An equi-convex lens of $\mu =1.5$ and $R=20\text{cm}$ is cut into two equal parts along its axis. Two parts are then separated by a distance of $120\text{cm}$ (as shown in figure). An object of height $3\text{mm}$ is placed at a distance of $30\text{cm}$ to the left of the first half lens.

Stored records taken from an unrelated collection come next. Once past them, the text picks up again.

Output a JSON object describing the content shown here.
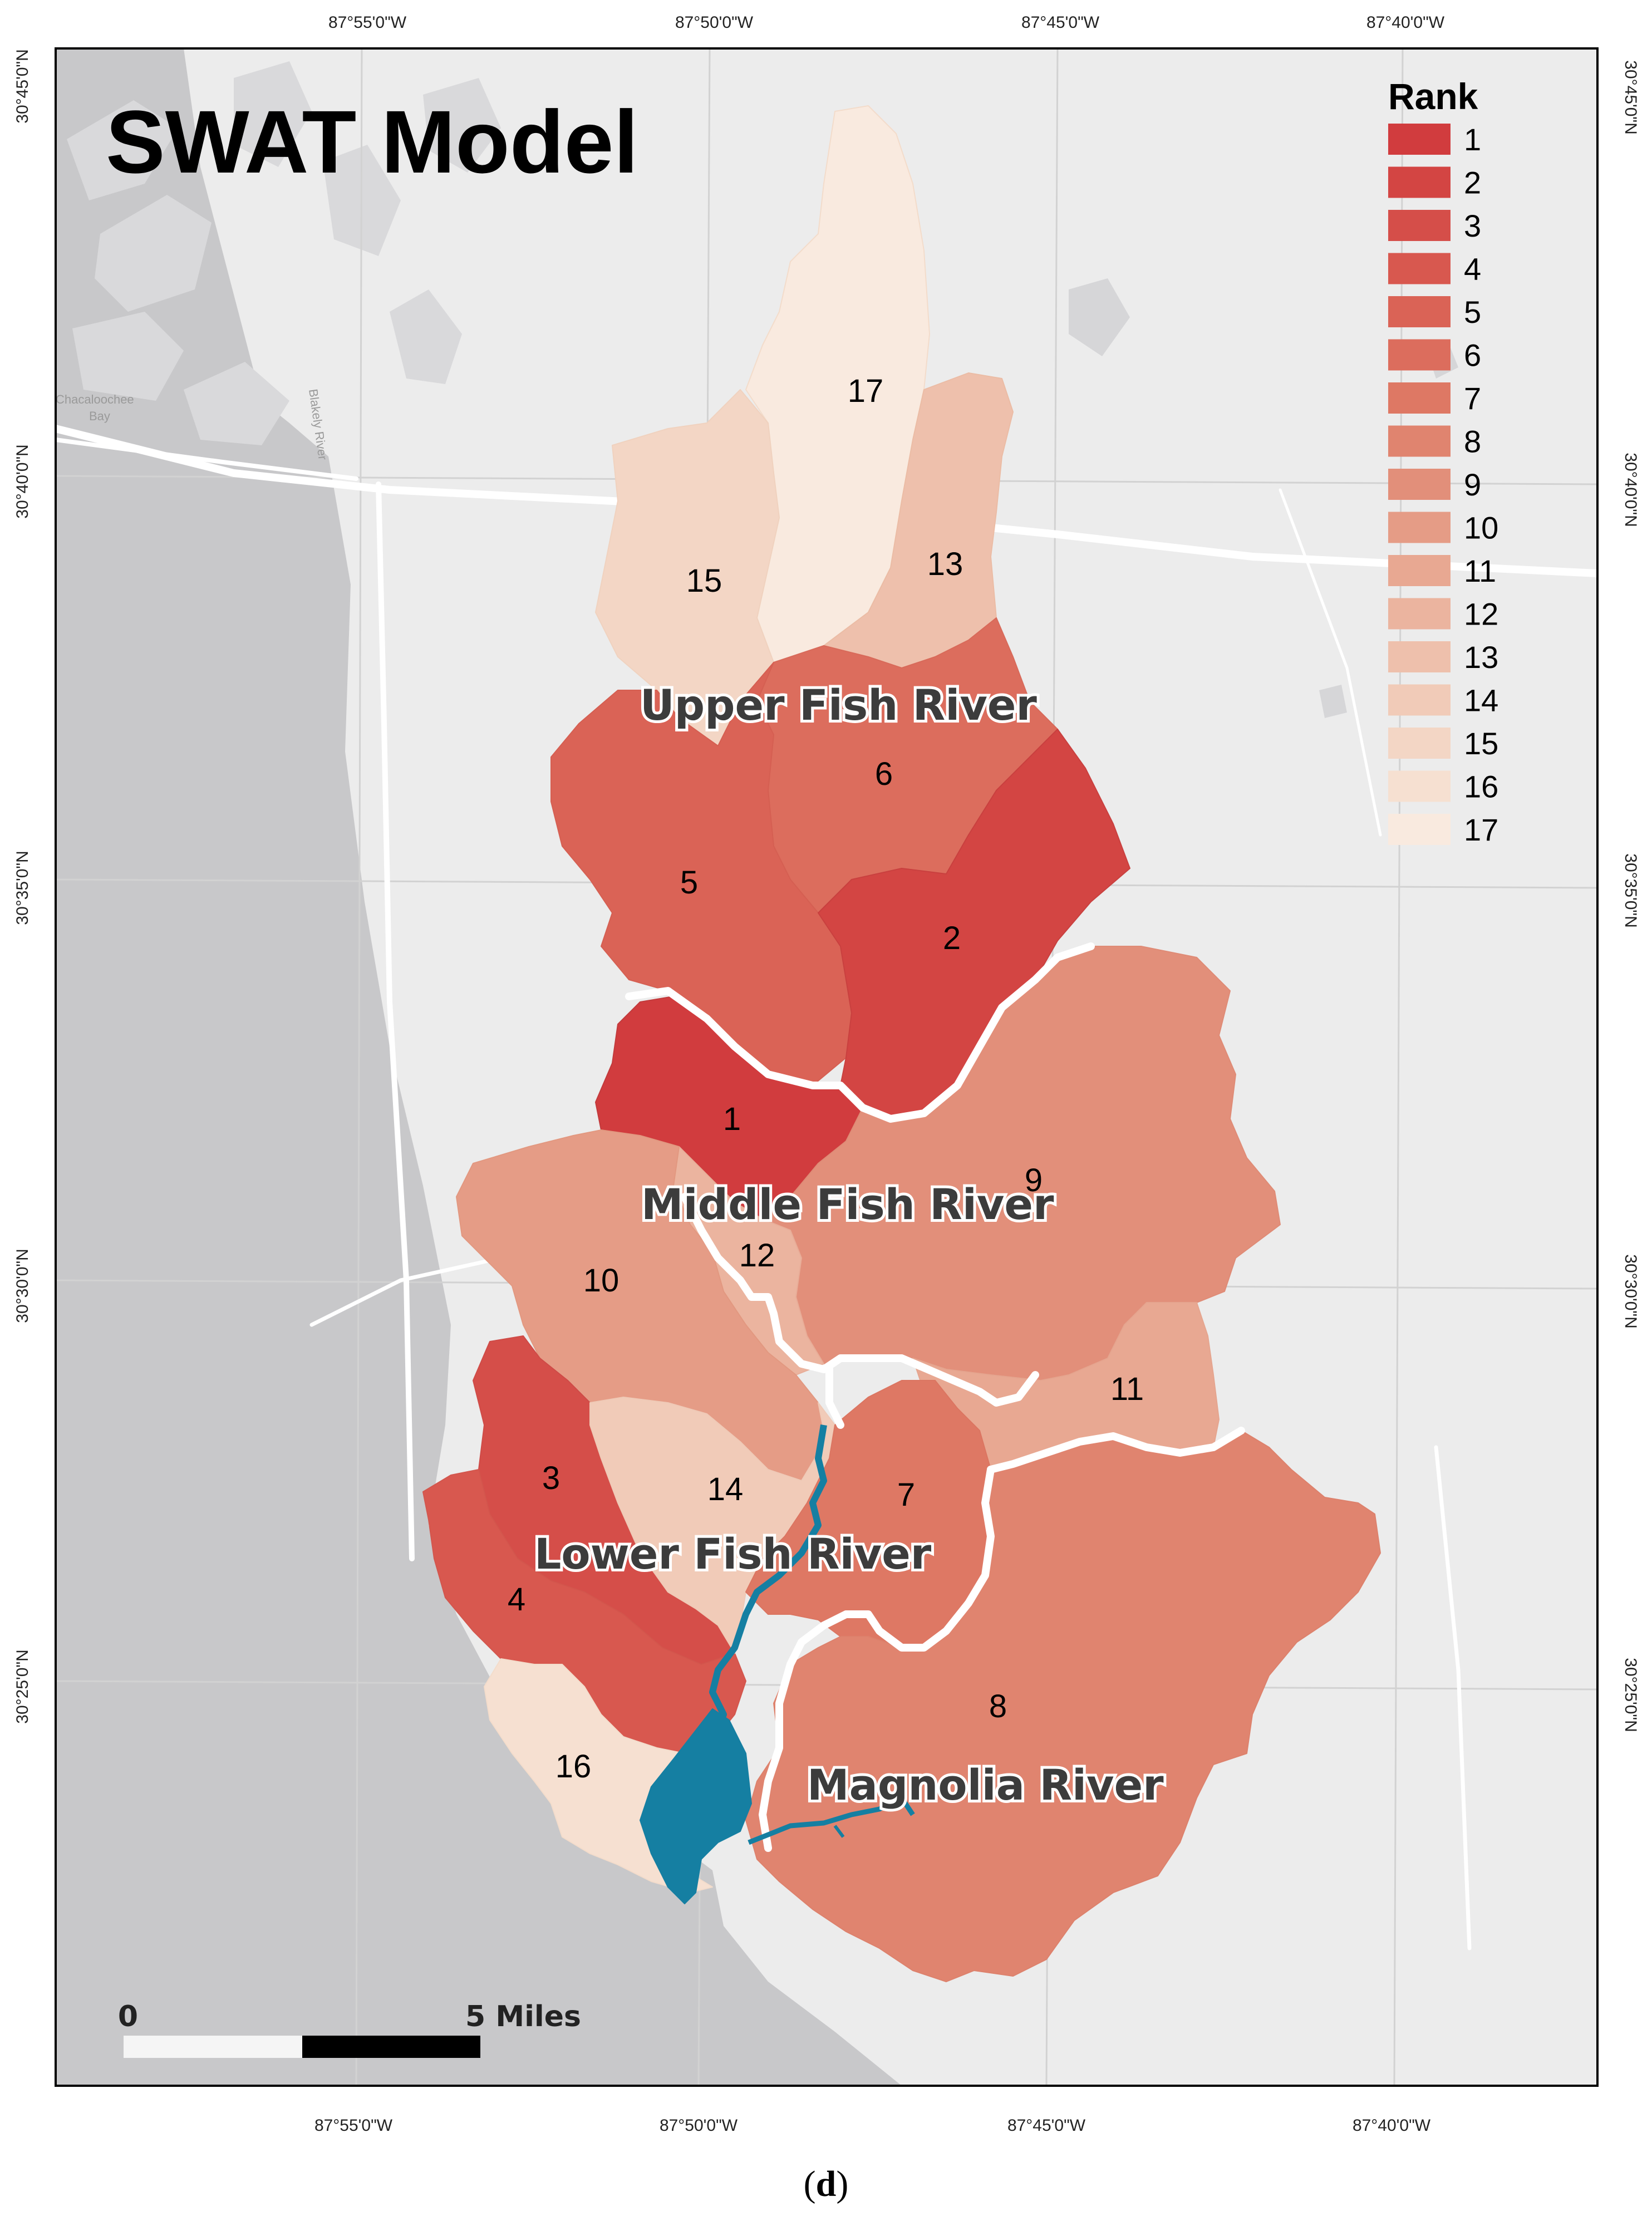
{
  "title": "SWAT Model",
  "caption": "(d)",
  "caption_letter": "d",
  "axes": {
    "top_longitudes": [
      "87°55'0\"W",
      "87°50'0\"W",
      "87°45'0\"W",
      "87°40'0\"W"
    ],
    "bottom_longitudes": [
      "87°55'0\"W",
      "87°50'0\"W",
      "87°45'0\"W",
      "87°40'0\"W"
    ],
    "left_latitudes": [
      "30°45'0\"N",
      "30°40'0\"N",
      "30°35'0\"N",
      "30°30'0\"N",
      "30°25'0\"N"
    ],
    "right_latitudes": [
      "30°45'0\"N",
      "30°40'0\"N",
      "30°35'0\"N",
      "30°30'0\"N",
      "30°25'0\"N"
    ]
  },
  "legend": {
    "title": "Rank",
    "items": [
      {
        "label": "1",
        "color": "#d13c3e"
      },
      {
        "label": "2",
        "color": "#d34543"
      },
      {
        "label": "3",
        "color": "#d54e49"
      },
      {
        "label": "4",
        "color": "#d8584f"
      },
      {
        "label": "5",
        "color": "#da6356"
      },
      {
        "label": "6",
        "color": "#dc6d5d"
      },
      {
        "label": "7",
        "color": "#de7864"
      },
      {
        "label": "8",
        "color": "#e0846f"
      },
      {
        "label": "9",
        "color": "#e28f7a"
      },
      {
        "label": "10",
        "color": "#e59c86"
      },
      {
        "label": "11",
        "color": "#e8a892"
      },
      {
        "label": "12",
        "color": "#ebb49f"
      },
      {
        "label": "13",
        "color": "#eec0ac"
      },
      {
        "label": "14",
        "color": "#f1cbb8"
      },
      {
        "label": "15",
        "color": "#f3d6c5"
      },
      {
        "label": "16",
        "color": "#f6e0d1"
      },
      {
        "label": "17",
        "color": "#f9eadf"
      }
    ]
  },
  "subwatersheds": [
    {
      "rank": "1",
      "label": "1"
    },
    {
      "rank": "2",
      "label": "2"
    },
    {
      "rank": "3",
      "label": "3"
    },
    {
      "rank": "4",
      "label": "4"
    },
    {
      "rank": "5",
      "label": "5"
    },
    {
      "rank": "6",
      "label": "6"
    },
    {
      "rank": "7",
      "label": "7"
    },
    {
      "rank": "8",
      "label": "8"
    },
    {
      "rank": "9",
      "label": "9"
    },
    {
      "rank": "10",
      "label": "10"
    },
    {
      "rank": "11",
      "label": "11"
    },
    {
      "rank": "12",
      "label": "12"
    },
    {
      "rank": "13",
      "label": "13"
    },
    {
      "rank": "14",
      "label": "14"
    },
    {
      "rank": "15",
      "label": "15"
    },
    {
      "rank": "16",
      "label": "16"
    },
    {
      "rank": "17",
      "label": "17"
    }
  ],
  "regions": [
    "Upper Fish River",
    "Middle Fish River",
    "Lower Fish River",
    "Magnolia River"
  ],
  "basemap_places": [
    "Chacaloochee",
    "Bay",
    "Blakely River"
  ],
  "scale_bar": {
    "start_label": "0",
    "end_label": "5 Miles"
  },
  "colors": {
    "land": "#ececec",
    "water": "#c8c8ca",
    "road": "#ffffff",
    "river": "#157fa2",
    "boundary": "#ffffff",
    "frame": "#000000"
  }
}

The final image will form at

• A. $120\text{cm}$ to the right of first half lens, $3\text{mm}$ in size and inverted.
• B. $150\text{cm}$ to the right of first half lens, $3\text{mm}$ in size and erect.
• C. $150\text{cm}$ to the right of first half lens, $6\text{mm}$ in size and erect.
• D. $120\text{cm}$ to the right of first half lens, $3\text{mm}$ in size and inverted

Answer 1

The correct option is B $150\text{cm}$ to the right of first half lens, $3\text{mm}$ in size and erect.

Given that,
Refractive index of equi-convex lens, $\mu =1.5$
Radius of curvature of lens, $R=20\text{cm}$

Sign convention: Direction along incident ray is taken as $+ve$.

The focal length of the lens is

$\frac{1}{f}=(\frac{{\mu }_2}{{\mu }_1}-1)(\frac{1}{R_1}-\frac{1}{R_2})$

$\Rightarrow \frac{1}{f}=(\frac{1.5}{1}-1)(\frac{1}{20}-\frac{1}{-20})$

$\Rightarrow f=+20\text{cm}$

Thus, focal length of both the lens are $+20\text{cm}$.

From question, object is placed at $u_1=-30\text{cm}$ from the left lens.

Using lens formula,

$\frac{1}{v}-\frac{1}{u}=\frac{1}{f}$

$\Rightarrow \frac{1}{v_1}-\frac{1}{-30}=\frac{1}{+20}$

$\therefore v_1=+60\text{cm}$

$m_1=\frac{v_1}{u_1}=\frac{+60}{-30}=-2$

Distance between image and right lens $=120-60=60\text{cm}$

For second lens, $u_2=-60\text{cm}$

$\frac{1}{v_2}-\frac{1}{-60}=\frac{1}{+20}$

$\Rightarrow v_2=+30\text{cm}$

$\therefore m_2=\frac{v_2}{u_2}=\frac{+30}{-60}=-\frac{1}{2}$

The final magnification is
$m=m_1{m}_2=1$

Final image is at $30\text{cm}$ to the right of the second lens and $150\text{cm}$ to the right of the first lens and $m=1$ means image will be form of equal height of object.

Hence,
image height = object height$=3\text{mm}$.

Therefore, option $\left(b\right)$ is correct.